Franz Fayot: “Luxembourg Has Proven To Be A Favourable Environment For Venture Capital”

Franz Fayot, the minister of economy, shares his views on the state of Luxembourg’s VC ecosystem, the ministry’s active involvement in it and why foreign VCs should consider moving to the Grand Duchy.

What role does the Ministry of Economy play in ensuring that there is a healthy VC ecosystem in Luxembourg?

The Luxembourg startup ecosystem has evolved substantially over the course of the last 10 years, and so has early-stage funding. Many startups were able to close financing rounds with business angels and family offices and initiatives such as the Luxembourg Business Angels Network have helped in achieving this. Later-stage capital still needs to be developed in Europe. 

This is why EU member states are partnering with the pan-European Scale-up Initiative, which aims to provide funding to high-tech companies to enable them to scale up from a startup to a more mature business. Luxembourg is supporting this initiative, which has already secured EUR 500 million from the European Investment Bank Group, including the European Investment Fund (EIF).

What incentives exist for VCs wanting to set up shop in Luxembourg? 

As a leading European Hub for private equity, Luxembourg has proven to be a favourable environment for Venture Capital, attracting leading international players. Building on this success, the aim is also to develop access to investment decision-makers for local startups, by relocating “front-office” activities to Luxembourg. 

The Luxembourg Future Fund is a EUR 150 million investment fund, created by Luxembourg’s national credit and investment institution (SNCI) and the EIF, which aims to invest in VC funds and in technology companies, in order to attract more managers to Luxembourg and have a positive impact on the development of a sustainable and diversified digital economy in our country.

The Luxembourg government has a stake in a space VC fund (Orbital Ventures). Is this something the government is considering for other verticals (fintech, greentech, mobility, etc) too? 

Orbital Ventures is in fact a good example of a VC company active in a priority sector, namely space. Among the investors of Orbital Ventures are the Ministry of the Economy and SNCI. Another example is Middlegame Ventures, which covers investments in financial technologies. The Luxembourg government is focusing in particular on digitalization for the benefit of all, the circular economy through digital technologies, resilient strategic value chains and a secure and trusted data economy. As mentioned, the Luxembourg Future Fund contributes to this goal. 

Another initiative worth mentioning is the Digital Tech Fund (DTF), in which the government has invested along with a number of private sector companies in a dedicated EUR 20.33 million seed fund focusing on early-stage startups. The DTF has already invested in 13 promising startups, some of which have entered into subsequent investment rounds with international investors. 

The government also has, through the SNCI, other tools to support the medium and long-term financing of Luxembourg companies. In addition to granting investment loans, innovation loans and startup loans.

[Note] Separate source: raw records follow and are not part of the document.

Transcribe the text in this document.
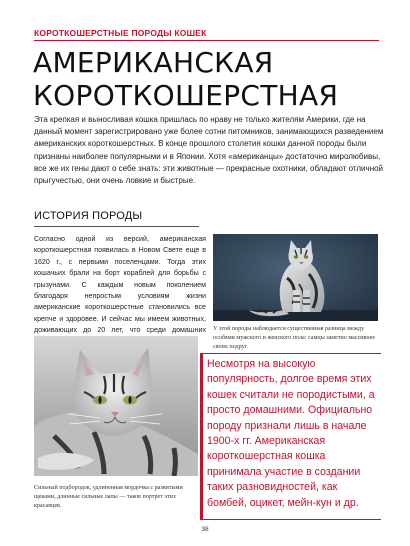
КОРОТКОШЕРСТНЫЕ ПОРОДЫ КОШЕК
АМЕРИКАНСКАЯ
КОРОТКОШЕРСТНАЯ

Эта крепкая и выносливая кошка пришлась по нраву не только жителям Америки, где на данный момент зарегистрировано уже более сотни питомников, занимающихся разведением американских короткошерстных. В конце прошлого столетия кошки данной породы были признаны наиболее популярными и в Японии. Хотя «американцы» достаточно миролюбивы, все же их гены дают о себе знать: эти животные — прекрасные охотники, обладают отличной прыгучестью, они очень ловкие и быстрые.

ИСТОРИЯ ПОРОДЫ

Согласно одной из версий, американская короткошерстная появилась в Новом Свете еще в 1620 г., с первыми поселенцами. Тогда этих кошачьих брали на борт кораблей для борьбы с грызунами. С каждым новым поколением благодаря непростым условиям жизни американские короткошерстные становились все крепче и здоровее. И сейчас мы имеем животных, доживающих до 20 лет, что среди домашних У этой породы наблюдается существенная разница между особями мужского и женского пола: самцы заметно массивнее своих подруг.
Сильный подбородок, удлиненная мордочка с развитыми щеками, длинные сильные лапы — таков портрет этих красавцев.

Несмотря на высокую популярность, долгое время этих кошек считали не породистыми, а просто домашними. Официально породу признали лишь в начале 1900-х гг. Американская короткошерстная кошка принимала участие в создании таких разновидностей, как бомбей, оцикет, мейн-кун и др.

38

The SNCI also carries out equity operations, either directly through equity investments or through financing companies in which it has a stake. I am confident that we will be able to continue these and similar initiatives in the years to come.

What other funding opportunities does the Ministry of Economy provide for startups hoping to expand abroad? 

Luxembourg startups generally serve customers outside the country already in the early stages of their development. Various instruments, such as the “Aid for Young Innovative Enterprise”, the financial support by the Luxembourg Export Credit Agency (ODL), as well as SNCI instruments, support startups in their internationalisation efforts.